Over the past year, I have served on YALSA’s Best Fiction for Young Adults committee. At the ALA Midwinter Meeting in early January, the 14 other committee members and I deliberated all of the nominated books and selected a final list of 64 exceptional young adult fiction books with teen appeal. We also chose a top 10 from our final list.
When the list was announced, several people on Twitter noticed that the top 10 list featured more male-centered stories than female-centered stories. Because of the way we chose a top 10, this fact was not apparent until after we finalized the selections. While gender equity on a list like this is not a goal, I was curious to take a closer look at the full list of 64 titles to see what the gender breakdown was and how the top 10 list compared.
I noted the gender of the author (determined by author bios in the books or the author’s website) and the main character or characters. If I made any errors in coding the data, please let me know. A spreadsheet with the data is available here.
- 30 with female main character(s) (46.9%)
- 20 with male main character(s) (31.2%)
- 14 with both male and female main characters (either dual perspective or multiple perspectives) (21.9%)
- 6 with male main characters (Challenger Deep, More Happy Than Not, X: A Novel, Simon vs. the Homo Sapiens Agenda, The Bunker Diary, The Boy in the Black Suit) (60%)
- 2 with female main characters (Audacity and Shadowshaper) (20%)
- 2 with both male and female main characters (though arguably both Bone Gap and Six of Crows are still male-centered) (20%)
- 46 female authors (71.9%)
- 16 male authors (25%)
- 1 joint book with one male and one female author (1.6%)
- 1 short story collection with both male and female authors (6 male, 6 female) (1.6%)
- 5 female authors (50%)
- 5 male authors (50%)
It’s clear the the top 10 do not reflect the gender breakdown of the list as a whole. It certainly isn’t required to. But when there are many excellent books with female protagonists and written by women, it’s worth thinking about why the male-centered and male-written stories rise to the top. I don’t want to speculate why this happened for this list, but I know I will continue to be mindful of my own reading habits and actively work against my unconscious biases when selecting titles to read, review, and recommend.

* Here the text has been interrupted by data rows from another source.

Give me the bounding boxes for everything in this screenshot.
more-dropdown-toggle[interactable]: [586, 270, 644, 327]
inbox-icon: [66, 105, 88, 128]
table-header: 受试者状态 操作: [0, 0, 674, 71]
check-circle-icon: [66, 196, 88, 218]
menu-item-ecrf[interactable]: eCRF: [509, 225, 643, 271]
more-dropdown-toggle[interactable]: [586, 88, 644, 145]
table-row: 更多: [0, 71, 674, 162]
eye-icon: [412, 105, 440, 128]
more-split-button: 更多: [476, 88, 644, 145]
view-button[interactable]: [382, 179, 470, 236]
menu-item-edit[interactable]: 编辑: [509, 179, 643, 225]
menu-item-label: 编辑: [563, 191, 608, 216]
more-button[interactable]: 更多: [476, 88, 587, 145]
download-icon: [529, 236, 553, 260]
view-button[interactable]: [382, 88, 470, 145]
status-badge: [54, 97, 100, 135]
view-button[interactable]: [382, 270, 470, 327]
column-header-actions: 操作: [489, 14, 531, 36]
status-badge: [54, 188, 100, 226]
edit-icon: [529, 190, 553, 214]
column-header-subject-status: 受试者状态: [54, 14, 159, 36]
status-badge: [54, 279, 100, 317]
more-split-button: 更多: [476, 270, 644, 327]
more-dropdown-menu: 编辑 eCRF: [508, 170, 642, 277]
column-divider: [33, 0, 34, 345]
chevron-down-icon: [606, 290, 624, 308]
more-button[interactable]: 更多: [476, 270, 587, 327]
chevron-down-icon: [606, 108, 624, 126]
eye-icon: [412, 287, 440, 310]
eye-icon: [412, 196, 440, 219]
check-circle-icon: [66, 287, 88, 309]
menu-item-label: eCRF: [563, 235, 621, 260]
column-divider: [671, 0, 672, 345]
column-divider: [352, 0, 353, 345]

I would love to examine issues of gender and diversity in YA on a much broader scale, looking at all the books published in a year and comparing various awards and best-of lists to the total output. I made an attempt at wrangling this data in 2014, as recounted in my YA Literature Data Project post. And back in 2010, I did a similar exercise with the nominated titles for the then Best Books for Young Adults selection list.